Ne hikmetse bizim milletimizde alevi sünni gibi mezhepsel veya dinsel ayrıştırmalar zannedildiği kadar işe yaramıyor.  Türk Kürt kışkırtmaları gibi ırkçı yaklaşımlarda bizde düşmana fırsat vermiyor. Biz genelde post kavgasında birbirimize girebiliyor, bölünüp parçalanıyor düşmana fırsat veriyor birbirimizi kırıp geçiriyoruz. Bir birimizin bacaklarına dolanarak yükseleni indiriyoruz.

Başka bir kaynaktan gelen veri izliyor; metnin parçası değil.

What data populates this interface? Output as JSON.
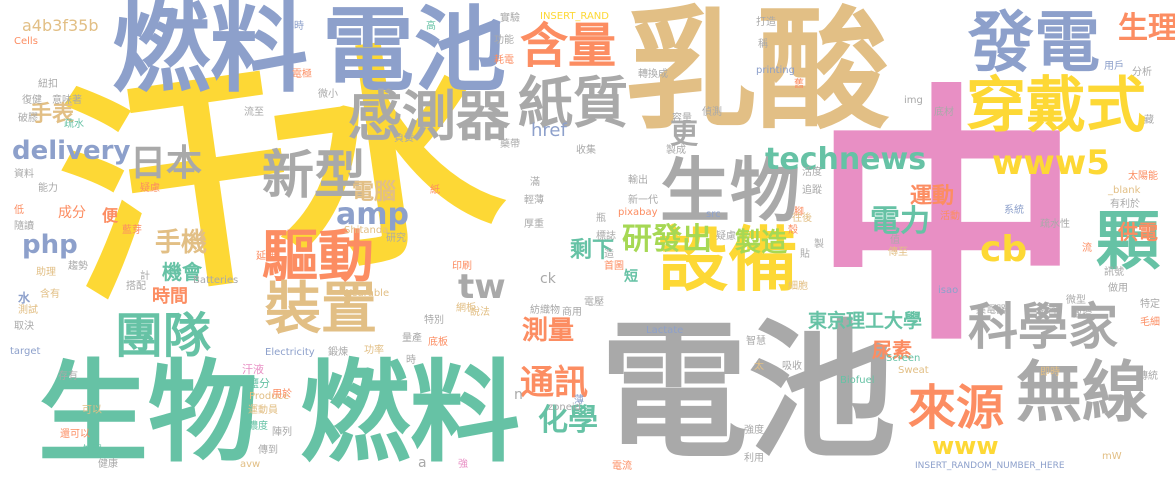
{
  "palette": {
    "yellow": "#fdd835",
    "pink": "#e88fc4",
    "tan": "#e2bf85",
    "grey": "#a9a9a9",
    "teal": "#66c2a5",
    "blue": "#8da0cb",
    "orange": "#fc8d62",
    "green": "#a6d854"
  },
  "words": [
    {
      "text": "汗水",
      "color": "yellow"
    },
    {
      "text": "中",
      "color": "pink"
    },
    {
      "text": "乳酸",
      "color": "tan"
    },
    {
      "text": "電池",
      "color": "grey"
    },
    {
      "text": "生物",
      "color": "teal"
    },
    {
      "text": "燃料",
      "color": "teal"
    },
    {
      "text": "燃料",
      "color": "blue"
    },
    {
      "text": "電池",
      "color": "blue"
    },
    {
      "text": "發電",
      "color": "blue"
    },
    {
      "text": "生物",
      "color": "grey"
    },
    {
      "text": "設備",
      "color": "yellow"
    },
    {
      "text": "穿戴式",
      "color": "yellow"
    },
    {
      "text": "含量",
      "color": "orange"
    },
    {
      "text": "紙質",
      "color": "grey"
    },
    {
      "text": "感測器",
      "color": "grey"
    },
    {
      "text": "新型",
      "color": "grey"
    },
    {
      "text": "驅動",
      "color": "orange"
    },
    {
      "text": "裝置",
      "color": "tan"
    },
    {
      "text": "團隊",
      "color": "teal"
    },
    {
      "text": "科學家",
      "color": "grey"
    },
    {
      "text": "無線",
      "color": "grey"
    },
    {
      "text": "來源",
      "color": "orange"
    },
    {
      "text": "顆",
      "color": "teal"
    },
    {
      "text": "technews",
      "color": "teal"
    },
    {
      "text": "www5",
      "color": "yellow"
    },
    {
      "text": "生理",
      "color": "orange"
    },
    {
      "text": "研發出",
      "color": "green"
    },
    {
      "text": "電力",
      "color": "teal"
    },
    {
      "text": "cb",
      "color": "yellow"
    },
    {
      "text": "更",
      "color": "grey"
    },
    {
      "text": "日本",
      "color": "grey"
    },
    {
      "text": "delivery",
      "color": "blue"
    },
    {
      "text": "php",
      "color": "blue"
    },
    {
      "text": "手表",
      "color": "tan"
    },
    {
      "text": "手機",
      "color": "tan"
    },
    {
      "text": "機會",
      "color": "teal"
    },
    {
      "text": "時間",
      "color": "orange"
    },
    {
      "text": "amp",
      "color": "blue"
    },
    {
      "text": "tw",
      "color": "grey"
    },
    {
      "text": "電腦",
      "color": "tan"
    },
    {
      "text": "製造",
      "color": "green"
    },
    {
      "text": "剩下",
      "color": "teal"
    },
    {
      "text": "運動",
      "color": "orange"
    },
    {
      "text": "供電",
      "color": "orange"
    },
    {
      "text": "東京理工大學",
      "color": "teal"
    },
    {
      "text": "測量",
      "color": "orange"
    },
    {
      "text": "通訊",
      "color": "orange"
    },
    {
      "text": "化學",
      "color": "teal"
    },
    {
      "text": "www",
      "color": "yellow"
    },
    {
      "text": "尿素",
      "color": "orange"
    },
    {
      "text": "a4b3f35b",
      "color": "tan"
    },
    {
      "text": "ck",
      "color": "grey"
    },
    {
      "text": "href",
      "color": "blue"
    },
    {
      "text": "INSERT_RAND",
      "color": "yellow"
    },
    {
      "text": "INSERT_RANDOM_NUMBER_HERE",
      "color": "blue"
    },
    {
      "text": "printing",
      "color": "blue"
    },
    {
      "text": "pixabay",
      "color": "orange"
    },
    {
      "text": "Shitanda",
      "color": "tan"
    },
    {
      "text": "Wearable",
      "color": "tan"
    },
    {
      "text": "Batteries",
      "color": "grey"
    },
    {
      "text": "Lactate",
      "color": "blue"
    },
    {
      "text": "Electricity",
      "color": "blue"
    },
    {
      "text": "Produce",
      "color": "tan"
    },
    {
      "text": "Screen",
      "color": "teal"
    },
    {
      "text": "Sweat",
      "color": "tan"
    },
    {
      "text": "Biofuel",
      "color": "teal"
    },
    {
      "text": "target",
      "color": "blue"
    },
    {
      "text": "Cells",
      "color": "orange"
    },
    {
      "text": "zoneid",
      "color": "grey"
    },
    {
      "text": "_blank",
      "color": "tan"
    },
    {
      "text": "isao",
      "color": "blue"
    },
    {
      "text": "img",
      "color": "grey"
    },
    {
      "text": "src",
      "color": "blue"
    },
    {
      "text": "avw",
      "color": "tan"
    },
    {
      "text": "mW",
      "color": "tan"
    },
    {
      "text": "成分",
      "color": "orange"
    },
    {
      "text": "便",
      "color": "orange"
    },
    {
      "text": "水",
      "color": "blue"
    },
    {
      "text": "n",
      "color": "grey"
    },
    {
      "text": "a",
      "color": "grey"
    },
    {
      "text": "疏水性",
      "color": "grey"
    },
    {
      "text": "汗液",
      "color": "pink"
    },
    {
      "text": "鹽分",
      "color": "teal"
    },
    {
      "text": "用於",
      "color": "orange"
    },
    {
      "text": "運動員",
      "color": "tan"
    },
    {
      "text": "濃度",
      "color": "teal"
    },
    {
      "text": "陣列",
      "color": "grey"
    },
    {
      "text": "傳到",
      "color": "grey"
    },
    {
      "text": "健康",
      "color": "grey"
    },
    {
      "text": "外觀",
      "color": "teal"
    },
    {
      "text": "可以",
      "color": "tan"
    },
    {
      "text": "還可以",
      "color": "orange"
    },
    {
      "text": "存有",
      "color": "grey"
    },
    {
      "text": "取決",
      "color": "grey"
    },
    {
      "text": "測試",
      "color": "tan"
    },
    {
      "text": "含有",
      "color": "tan"
    },
    {
      "text": "助理",
      "color": "tan"
    },
    {
      "text": "趨勢",
      "color": "grey"
    },
    {
      "text": "搭配",
      "color": "grey"
    },
    {
      "text": "延伸",
      "color": "orange"
    },
    {
      "text": "研究",
      "color": "grey"
    },
    {
      "text": "印刷",
      "color": "orange"
    },
    {
      "text": "網板",
      "color": "tan"
    },
    {
      "text": "說法",
      "color": "tan"
    },
    {
      "text": "底板",
      "color": "orange"
    },
    {
      "text": "功率",
      "color": "tan"
    },
    {
      "text": "鍛煉",
      "color": "grey"
    },
    {
      "text": "特別",
      "color": "grey"
    },
    {
      "text": "薄",
      "color": "blue"
    },
    {
      "text": "強度",
      "color": "grey"
    },
    {
      "text": "利用",
      "color": "grey"
    },
    {
      "text": "電流",
      "color": "orange"
    },
    {
      "text": "強",
      "color": "pink"
    },
    {
      "text": "太",
      "color": "tan"
    },
    {
      "text": "吸收",
      "color": "grey"
    },
    {
      "text": "即時",
      "color": "tan"
    },
    {
      "text": "傳統",
      "color": "grey"
    },
    {
      "text": "智慧",
      "color": "grey"
    },
    {
      "text": "細胞",
      "color": "tan"
    },
    {
      "text": "集電器",
      "color": "grey"
    },
    {
      "text": "臨準",
      "color": "grey"
    },
    {
      "text": "教授",
      "color": "grey"
    },
    {
      "text": "微型",
      "color": "grey"
    },
    {
      "text": "毛細",
      "color": "orange"
    },
    {
      "text": "特定",
      "color": "grey"
    },
    {
      "text": "做用",
      "color": "grey"
    },
    {
      "text": "訊號",
      "color": "grey"
    },
    {
      "text": "流",
      "color": "orange"
    },
    {
      "text": "貼",
      "color": "grey"
    },
    {
      "text": "腳",
      "color": "orange"
    },
    {
      "text": "製",
      "color": "grey"
    },
    {
      "text": "傳至",
      "color": "tan"
    },
    {
      "text": "值",
      "color": "grey"
    },
    {
      "text": "活動",
      "color": "orange"
    },
    {
      "text": "系統",
      "color": "blue"
    },
    {
      "text": "有利於",
      "color": "grey"
    },
    {
      "text": "太陽能",
      "color": "orange"
    },
    {
      "text": "藏",
      "color": "grey"
    },
    {
      "text": "底材",
      "color": "grey"
    },
    {
      "text": "用戶",
      "color": "blue"
    },
    {
      "text": "分析",
      "color": "grey"
    },
    {
      "text": "打造",
      "color": "grey"
    },
    {
      "text": "稱",
      "color": "grey"
    },
    {
      "text": "轉換成",
      "color": "grey"
    },
    {
      "text": "偵測",
      "color": "grey"
    },
    {
      "text": "容量",
      "color": "grey"
    },
    {
      "text": "製成",
      "color": "grey"
    },
    {
      "text": "收集",
      "color": "grey"
    },
    {
      "text": "輸出",
      "color": "grey"
    },
    {
      "text": "新一代",
      "color": "grey"
    },
    {
      "text": "標誌",
      "color": "grey"
    },
    {
      "text": "首圖",
      "color": "orange"
    },
    {
      "text": "短",
      "color": "teal"
    },
    {
      "text": "造",
      "color": "grey"
    },
    {
      "text": "紡織物",
      "color": "grey"
    },
    {
      "text": "電壓",
      "color": "grey"
    },
    {
      "text": "商用",
      "color": "grey"
    },
    {
      "text": "厚重",
      "color": "grey"
    },
    {
      "text": "輕薄",
      "color": "grey"
    },
    {
      "text": "滿",
      "color": "grey"
    },
    {
      "text": "紙",
      "color": "orange"
    },
    {
      "text": "負責",
      "color": "grey"
    },
    {
      "text": "流至",
      "color": "grey"
    },
    {
      "text": "微小",
      "color": "grey"
    },
    {
      "text": "電極",
      "color": "orange"
    },
    {
      "text": "小時",
      "color": "blue"
    },
    {
      "text": "高",
      "color": "teal"
    },
    {
      "text": "實驗",
      "color": "grey"
    },
    {
      "text": "功能",
      "color": "grey"
    },
    {
      "text": "耗電",
      "color": "orange"
    },
    {
      "text": "紐扣",
      "color": "grey"
    },
    {
      "text": "復健",
      "color": "grey"
    },
    {
      "text": "意味著",
      "color": "grey"
    },
    {
      "text": "破膠",
      "color": "grey"
    },
    {
      "text": "疏水",
      "color": "teal"
    },
    {
      "text": "資料",
      "color": "grey"
    },
    {
      "text": "能力",
      "color": "grey"
    },
    {
      "text": "疑慮",
      "color": "orange"
    },
    {
      "text": "低",
      "color": "orange"
    },
    {
      "text": "隨讀",
      "color": "grey"
    },
    {
      "text": "計",
      "color": "grey"
    },
    {
      "text": "量產",
      "color": "grey"
    },
    {
      "text": "時",
      "color": "grey"
    },
    {
      "text": "藍芽",
      "color": "orange"
    },
    {
      "text": "舊",
      "color": "orange"
    },
    {
      "text": "往後",
      "color": "tan"
    },
    {
      "text": "活度",
      "color": "grey"
    },
    {
      "text": "追蹤",
      "color": "grey"
    },
    {
      "text": "殼",
      "color": "orange"
    },
    {
      "text": "疑慮",
      "color": "grey"
    },
    {
      "text": "瓶",
      "color": "grey"
    },
    {
      "text": "藥帶",
      "color": "grey"
    }
  ]
}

Kimi kışlaya, kimi eğitime, kimi dini mabette din ve siyaset bulaşmamalı der. Bizde mesleğin içinde olan biri olarak din ve siyaset basına bulaşmamalı deriz.

Basın en büyük kitleye, en kısa sürede ulaşan tek iletişim aracıdır. Basın özgür olmazsa, basın dürüst değilse, basın liyakatli insanların elinde değilse, istediğiniz algıyı oluşturarak istediğiniz kulvarda at oynatabilirsiniz.

Son yıllarda bu en riskli oyun masaya yatırıldı, basının özgürlüğü gazetecilerin elinden alındı. Basının başına tasma takıldı !!! Tasmalı basının en güzel örneğini son iki yıldır daha iyi görüyor ve yaşıyoruz.  Geçtiğimiz yıl yapılan genel seçimlerde, basın neyi tartıştı ve tartıştırdı bize ?

1.’si CHP’nin adayı kim olacak, 2.’si  kıvıran siyasetçilerin günlük geçiş yaptığı ittifaklar.

Peki halkın derdi neydi ?

Bu yıl da yerel seçimler var. Bir tarafta onlarca tasmalı basın yayın organı, İmamoğlu’nun eksiği gediğini araştırıyor. Olmadı montajlı videolarını üretiyor. Diğer tarafta birkaç rakip kanal da Kurum’un gaflarını eksiğini gediğini bize aşılıyor.

İstanbul’da 16 milyon, Anadolu’da 70 milyon insan yaşıyor. Ama 86 milyona İstanbul adayları konuşturuluyor. İtiraz eden var mı?  Köyünde kim aday bilmez ama İmamoğlu’nun eksiğini fazlasını izlediği kanala göre ezbere bilir. Belediye Başkan adaylarını tanımaz ama Kurum’un yedi sülalesinin kaza namazlarını da, gaflarını da ezberlemiştir. Gazeteciler ve gazetecilik bitirildiyse halkın sesi olması gereken basın, size sizi ilgilendirmeyen konuları empoze ederek uyutur. 

Buradan yola çıkarak, Domaniç’te dahil 1 Nisan’dan sonra ne olacağını rahatlıkla söyleyebiliriz ki. Biri seçilecek, biri seçilmeyecek. Seçim masrafları bize ödetilecek. Hiçbir vaat yerine getirilmeyecek, hesap sorulmayacak. Kaybedenler, halkı ve basını suçlayacak, kazananlar kazandıranlarını unutacak.

1 Nisan da uyutanlar, uyuttuklarına “ ŞAKA YAPTIK” diyecekler.